As Republicans in Congress negotiate with the White House to forge a long-term budget deal, we would like to suggest a bargain that will allow for more revenue while also ensuring that the new money actually — for once — goes toward deficit reduction.
In our perfect world, the budget would be balanced by drastically cutting excessive spending. That looks unlikely in this political atmosphere. But a major reason to oppose new federal revenue is the government's well-established history of spending any money it can get its hands on now, and then borrowing or printing more when it runs out, leaving the bill to future generations.
That's why any agreement that adds revenue should include some kind of restraint on spending.
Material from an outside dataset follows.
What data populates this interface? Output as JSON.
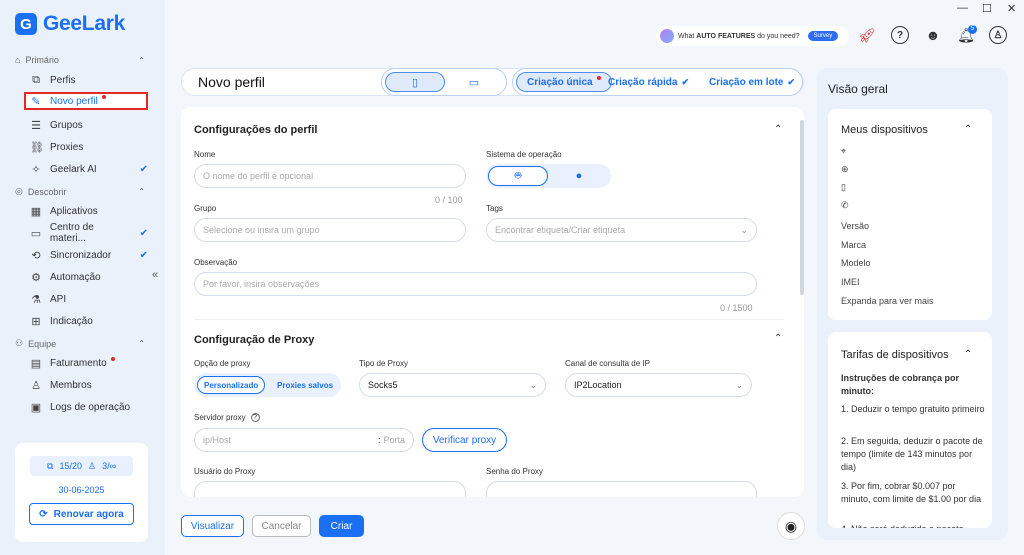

Of course, such restraints haven't had much success in the past. The line-item veto was declared unconstitutional in 1998. Sequestrations enacted by statute have proved malleable and thus ineffective. A balanced-budget amendment wouldn't be politically achievable, and whether it would be good policy remains heavily contested in academic circles.
There is an alternative plan that could restrain spending and be palatable to both Democrats and Republicans: a "Pay As You Go" constitutional amendment.
A Pay As You Go (or PAYGO) mechanism is intended to prevent Congress from passing legislation that isn't paid for. It requires that any revenue increases coming from tax reform or as part of a congressionally approved budget would have to go toward deficit and debt reduction — and couldn't be spent on future legislative projects. A PAYGO amendment wouldn't address the need to drastically reduce spending, but it would at least ensure deficit-reducing measures do what they're intended to do while providing a restraint on future spending.